Sunday, November 7, 2010

CAT Scan

Looks comfy, doesn't it?   I had a long, exhausting week, and  I was really looking forward to my CT scan so I could get some rest without impacting my family.  (I think they are getting tired of waking me up for dinner).  I thought about it all day:  how comfy the padding would be, how they give you those nice, heated blankets, and how they said it would take an hour so I could just lie there, listen to the hum, and doze.

Friday at 5:30, I'm wearing a hospital gown and am ready for my nap.   I got in feet first, just like in the picture, arms over my head. As I imagined, I was given a warm blanket which immediately began lulling me to sleep.

Just as I closed my eyes, a disembodied voice male demanded "Breathe in."   I was startled into obedience, and took a deep breath.

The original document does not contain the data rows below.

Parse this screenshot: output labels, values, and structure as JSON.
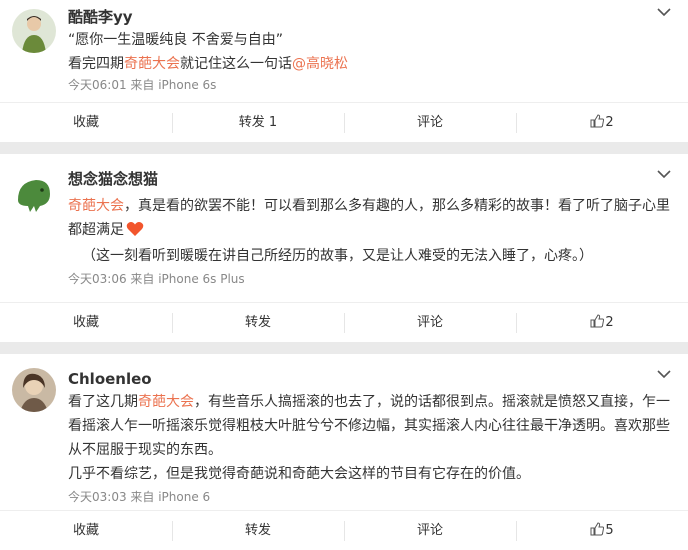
{
  "posts": [
    {
      "username": "酷酷李yy",
      "lines": [
        {
          "segments": [
            {
              "t": "“愿你一生温暖纯良 不舍爱与自由”",
              "c": ""
            }
          ]
        },
        {
          "segments": [
            {
              "t": "看完四期",
              "c": ""
            },
            {
              "t": "奇葩大会",
              "c": "hl"
            },
            {
              "t": "就记住这么一句话",
              "c": ""
            },
            {
              "t": "@高晓松",
              "c": "mention"
            }
          ]
        }
      ],
      "meta": "今天06:01 来自 iPhone 6s",
      "actions": {
        "collect": "收藏",
        "repost": "转发 1",
        "comment": "评论",
        "like_count": "2"
      }
    },
    {
      "username": "想念猫念想猫",
      "lines": [
        {
          "segments": [
            {
              "t": "奇葩大会",
              "c": "hl"
            },
            {
              "t": "，真是看的欲罢不能！可以看到那么多有趣的人，那么多精彩的故事！看了听了脑子心里",
              "c": ""
            }
          ]
        },
        {
          "segments": [
            {
              "t": "都超满足",
              "c": ""
            }
          ],
          "heart": true
        },
        {
          "segments": [
            {
              "t": "（这一刻看听到暖暖在讲自己所经历的故事，又是让人难受的无法入睡了，心疼。）",
              "c": ""
            }
          ],
          "indent": true
        }
      ],
      "meta": "今天03:06 来自 iPhone 6s Plus",
      "actions": {
        "collect": "收藏",
        "repost": "转发",
        "comment": "评论",
        "like_count": "2"
      }
    },
    {
      "username": "Chloenleo",
      "lines": [
        {
          "segments": [
            {
              "t": "看了这几期",
              "c": ""
            },
            {
              "t": "奇葩大会",
              "c": "hl"
            },
            {
              "t": "，有些音乐人搞摇滚的也去了，说的话都很到点。摇滚就是愤怒又直接，乍一",
              "c": ""
            }
          ]
        },
        {
          "segments": [
            {
              "t": "看摇滚人乍一听摇滚乐觉得粗枝大叶脏兮兮不修边幅，其实摇滚人内心往往最干净透明。喜欢那些",
              "c": ""
            }
          ]
        },
        {
          "segments": [
            {
              "t": "从不屈服于现实的东西。",
              "c": ""
            }
          ]
        },
        {
          "segments": [
            {
              "t": "几乎不看综艺，但是我觉得奇葩说和奇葩大会这样的节目有它存在的价值。",
              "c": ""
            }
          ]
        }
      ],
      "meta": "今天03:03 来自 iPhone 6",
      "actions": {
        "collect": "收藏",
        "repost": "转发",
        "comment": "评论",
        "like_count": "5"
      }
    }
  ],
  "icons": {
    "caret": "chevron-down-icon",
    "like": "thumbs-up-icon",
    "heart": "heart-emoji-icon"
  },
  "colors": {
    "highlight": "#eb7350",
    "text": "#333333",
    "meta": "#888888",
    "divider": "#eaeaea"
  }
}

Imperious, it ordered, "Hold your breath" and the machine started whirring around me.

It's pretty hard to sleep and hold your breath at the same time.  So, I  reluctantly held in air and gave up my nap.

The next set came, and the tech explained it would be a long one.  She advised me if I couldn't hold my breathe as long as they wanted me to, then to gently and slowly let it out so I wouldn't move.

A challenge.

If I can't sleep than I am going to hold my breath.

When the machine told me to, I inhaled deeply.

And held it.

And held it.   

Eyes open, I looked up and noticed on the machine two little light-up pacman  graphics that were apparently designed to help me know when to hold my breath.

Oh, this is getting kind of hard.     Maybe I can't really hold my breath this long.  How long has it been anyway?  Two minutes?  Three? Why didn't I pay attention to the start time? 

I looked up at the clock counting down the time.  34 seconds.  33.  32.  I can do this.  No, I can't.  Yes, I can. 

12, 11, 10....It's so hard.  Just a few more seconds.  I can do it, I can!

I did.  Whew!  The woman literally high-fived me when I was done.

If you think about it, she's probably really bored with her job - put people in machines, take them out,  over and over, all day long.  They have even taken away her ability to tell people to hold their breath - the only power she had.  The machine has an electronic voice that does it now.  (Why?  Were the techs forgetting?  Is there a study that shows people will hold their breath longer for machines than a live human?)

All she can do to make it fun for herself is to guess which people can hold their breath and which ones can't.  She probably pegged me as a winner and was so pleased at herself for being right that she high-fived me.  Maybe it was the first win she had all day.  Maybe she had made a bet with herself,  "If I get five right today, I get to buy a new pair of shoes."

No wonder she was happy.

I wasn't.  Napless, I went home and was tired the rest of the night.

I see my oncologist on Wednesday and I'll hear if I have a disc problem then.   I'm not worried about it either way.  

You know, since I held my breath so long, I think I deserve a new pair of shoes too.

Macy's, here I come.



  1. Go get some wow-shoes! You know the kind where people come up to you a say 'where did you get them?'. Good luck with your CT results.

  2. Yes, you need some killer shoes after what you've been through. I hate these kinds of machines (who loves them, come to think of it?). I often want to be disobedient and flub up the results, but I always comply like a good little girl-patient.